今度はしっかり話を聞こう、そう思って努めて真面目に座しているところに、大きな声が飛び込んだ。
「報告!五階のボスがいなくなっているぞ!」
息を切らせて、赤い顔の男がやって来た。あの顔は、三班の偵察者だったかな。名前は知らない。ガリオスが男に歩み寄り、問いただした。
「いない!?確かか?」
「ああ、探索したが隠れても居ない。姿を隠したというよりも、すでに倒されていた。という方が可能性が高いと思う」
「そうか……討伐したものがいると言う事か」
ガリオスの目線が博士に向かう、と博士は頭を横に振った。
「いや。この一週間は、どこからも討伐の連絡は受けていない」
「ならスケルトンロードを、単独パーティで撃破する。そんなやつがいたという事か。それも、俺たちの知らないやつが。」
「イレギュラーだな」
話は、単純に労せずボスを素通りできてラッキーとはならないようだ。ああでもない、こうでもない、とガリオスと博士が話し合っている。しばらくすると他の班のリーダー達の間でも、何やら相談会が始まった。
割とアウェイな俺は話に入れず、エリート集団を眺めていると、隣の男から声がかけられた。高校野球を思わせる、背の低い坊主の男だ、九班の班長だったかな。

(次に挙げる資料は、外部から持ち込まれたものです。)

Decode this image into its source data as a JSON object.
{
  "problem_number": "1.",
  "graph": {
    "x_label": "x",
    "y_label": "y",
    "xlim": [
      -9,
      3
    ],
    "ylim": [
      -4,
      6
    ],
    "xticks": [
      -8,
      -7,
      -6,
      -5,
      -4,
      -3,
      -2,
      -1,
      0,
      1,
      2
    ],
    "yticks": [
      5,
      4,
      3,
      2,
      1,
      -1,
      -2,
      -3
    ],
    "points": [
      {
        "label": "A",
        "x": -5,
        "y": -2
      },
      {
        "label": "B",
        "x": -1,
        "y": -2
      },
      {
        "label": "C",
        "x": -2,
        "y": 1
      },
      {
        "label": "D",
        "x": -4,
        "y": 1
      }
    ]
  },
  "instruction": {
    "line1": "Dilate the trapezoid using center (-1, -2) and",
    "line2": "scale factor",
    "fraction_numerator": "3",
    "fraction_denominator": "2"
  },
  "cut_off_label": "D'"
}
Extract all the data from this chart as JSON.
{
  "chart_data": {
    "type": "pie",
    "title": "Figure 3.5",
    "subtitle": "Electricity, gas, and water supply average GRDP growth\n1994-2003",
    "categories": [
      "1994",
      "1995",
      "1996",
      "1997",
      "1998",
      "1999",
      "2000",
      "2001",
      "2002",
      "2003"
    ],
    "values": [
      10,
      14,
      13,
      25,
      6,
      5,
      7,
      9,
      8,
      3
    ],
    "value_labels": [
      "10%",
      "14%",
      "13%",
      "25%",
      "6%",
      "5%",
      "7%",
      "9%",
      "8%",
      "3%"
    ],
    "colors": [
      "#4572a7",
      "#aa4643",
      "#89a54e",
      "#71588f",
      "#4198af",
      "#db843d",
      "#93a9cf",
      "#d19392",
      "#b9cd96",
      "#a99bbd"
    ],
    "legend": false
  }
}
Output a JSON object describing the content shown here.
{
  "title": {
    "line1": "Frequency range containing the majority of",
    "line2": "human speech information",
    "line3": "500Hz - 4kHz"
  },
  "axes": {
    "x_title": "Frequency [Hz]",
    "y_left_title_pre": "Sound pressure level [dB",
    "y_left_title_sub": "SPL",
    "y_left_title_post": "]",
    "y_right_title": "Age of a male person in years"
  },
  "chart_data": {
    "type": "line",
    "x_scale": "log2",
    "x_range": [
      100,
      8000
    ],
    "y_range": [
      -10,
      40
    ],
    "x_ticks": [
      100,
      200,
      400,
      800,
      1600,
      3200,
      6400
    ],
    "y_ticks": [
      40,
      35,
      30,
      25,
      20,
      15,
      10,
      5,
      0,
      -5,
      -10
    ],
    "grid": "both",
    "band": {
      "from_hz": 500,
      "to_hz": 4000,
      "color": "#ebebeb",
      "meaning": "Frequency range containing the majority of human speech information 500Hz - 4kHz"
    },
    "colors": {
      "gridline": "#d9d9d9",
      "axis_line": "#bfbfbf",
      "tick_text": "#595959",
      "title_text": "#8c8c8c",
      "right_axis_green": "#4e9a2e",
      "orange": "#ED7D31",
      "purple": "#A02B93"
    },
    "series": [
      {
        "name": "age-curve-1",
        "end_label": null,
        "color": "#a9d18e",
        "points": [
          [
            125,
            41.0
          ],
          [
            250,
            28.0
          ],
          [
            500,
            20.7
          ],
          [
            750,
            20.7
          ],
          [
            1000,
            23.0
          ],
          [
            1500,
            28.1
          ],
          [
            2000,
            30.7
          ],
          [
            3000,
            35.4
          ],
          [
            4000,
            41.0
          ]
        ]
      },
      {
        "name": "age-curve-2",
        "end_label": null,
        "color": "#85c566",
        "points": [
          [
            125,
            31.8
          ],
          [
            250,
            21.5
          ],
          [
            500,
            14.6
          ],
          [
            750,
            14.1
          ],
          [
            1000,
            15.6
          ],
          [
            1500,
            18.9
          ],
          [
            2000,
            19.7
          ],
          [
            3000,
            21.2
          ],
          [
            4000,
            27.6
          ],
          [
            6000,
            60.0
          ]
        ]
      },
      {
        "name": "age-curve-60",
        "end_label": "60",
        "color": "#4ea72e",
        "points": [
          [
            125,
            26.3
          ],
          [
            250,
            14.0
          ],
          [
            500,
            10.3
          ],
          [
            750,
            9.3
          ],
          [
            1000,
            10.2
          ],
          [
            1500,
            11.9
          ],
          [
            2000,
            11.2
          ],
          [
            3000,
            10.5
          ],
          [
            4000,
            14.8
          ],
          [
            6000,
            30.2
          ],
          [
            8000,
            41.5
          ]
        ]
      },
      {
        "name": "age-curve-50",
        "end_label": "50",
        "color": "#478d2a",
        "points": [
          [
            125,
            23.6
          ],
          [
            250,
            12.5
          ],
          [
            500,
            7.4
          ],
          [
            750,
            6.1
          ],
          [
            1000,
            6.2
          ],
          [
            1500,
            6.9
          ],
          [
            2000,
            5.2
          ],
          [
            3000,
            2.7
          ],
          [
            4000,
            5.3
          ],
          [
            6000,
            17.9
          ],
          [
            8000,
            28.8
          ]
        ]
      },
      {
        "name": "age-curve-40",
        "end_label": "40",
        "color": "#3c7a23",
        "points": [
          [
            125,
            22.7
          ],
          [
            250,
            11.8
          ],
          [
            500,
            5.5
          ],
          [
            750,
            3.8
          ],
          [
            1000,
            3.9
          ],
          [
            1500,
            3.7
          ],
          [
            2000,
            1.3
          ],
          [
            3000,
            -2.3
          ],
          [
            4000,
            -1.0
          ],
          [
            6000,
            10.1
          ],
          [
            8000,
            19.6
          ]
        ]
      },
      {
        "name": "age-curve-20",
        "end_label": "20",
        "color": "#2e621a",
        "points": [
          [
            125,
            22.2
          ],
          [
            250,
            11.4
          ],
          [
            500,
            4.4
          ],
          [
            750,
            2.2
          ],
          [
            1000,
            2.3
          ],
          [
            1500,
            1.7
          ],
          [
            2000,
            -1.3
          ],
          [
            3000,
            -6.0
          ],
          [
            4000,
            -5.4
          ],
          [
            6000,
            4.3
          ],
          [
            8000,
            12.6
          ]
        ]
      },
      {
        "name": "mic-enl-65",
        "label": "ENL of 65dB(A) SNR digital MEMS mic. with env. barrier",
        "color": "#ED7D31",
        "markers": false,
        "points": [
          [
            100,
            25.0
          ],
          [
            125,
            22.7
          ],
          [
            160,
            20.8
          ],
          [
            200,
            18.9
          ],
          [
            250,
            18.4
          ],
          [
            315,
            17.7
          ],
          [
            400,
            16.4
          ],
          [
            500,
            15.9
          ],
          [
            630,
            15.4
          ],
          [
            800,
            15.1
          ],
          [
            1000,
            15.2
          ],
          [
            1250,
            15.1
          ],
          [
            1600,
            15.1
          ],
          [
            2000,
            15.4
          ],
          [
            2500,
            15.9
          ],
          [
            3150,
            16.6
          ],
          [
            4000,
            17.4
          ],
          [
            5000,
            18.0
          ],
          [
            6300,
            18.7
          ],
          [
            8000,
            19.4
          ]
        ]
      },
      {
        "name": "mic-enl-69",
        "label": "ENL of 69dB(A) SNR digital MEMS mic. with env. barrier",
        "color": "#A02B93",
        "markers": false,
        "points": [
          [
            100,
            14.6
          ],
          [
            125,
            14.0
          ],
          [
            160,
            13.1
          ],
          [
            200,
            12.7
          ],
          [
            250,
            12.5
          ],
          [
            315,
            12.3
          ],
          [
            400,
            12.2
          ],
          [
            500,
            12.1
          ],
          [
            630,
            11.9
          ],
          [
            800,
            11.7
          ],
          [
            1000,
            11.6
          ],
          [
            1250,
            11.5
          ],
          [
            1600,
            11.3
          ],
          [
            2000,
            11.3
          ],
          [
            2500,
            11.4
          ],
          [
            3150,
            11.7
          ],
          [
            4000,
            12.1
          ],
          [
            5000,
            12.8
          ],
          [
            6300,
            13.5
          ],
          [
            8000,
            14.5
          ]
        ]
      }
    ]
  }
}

「なぁ、兄さん。ガニラ戦の時凄かったな!あれは固有スキルなのか?」
「えっ?あ、そうみたい。固有スキル魔法形状変化(SR)の応用と言うか……」
「うおぉ!良いなぁSRスキル!俺ってNランクのスキルしか無いんだよなぁ。ああー羨ましい!」
もう一回見せてくれよ、とせがまれたが、さすがに形式上は会議中なので断った。隣の男と話しているうちに、どうやら話はまとまったようだ。
ひとまずは、今のうちにボス部屋を抜けて六階に辿り着き、そこでキャンプをする事に決定した。今回のダンジョン攻略、全く順調ではあるのだが、どこか気になるところが残るのだった。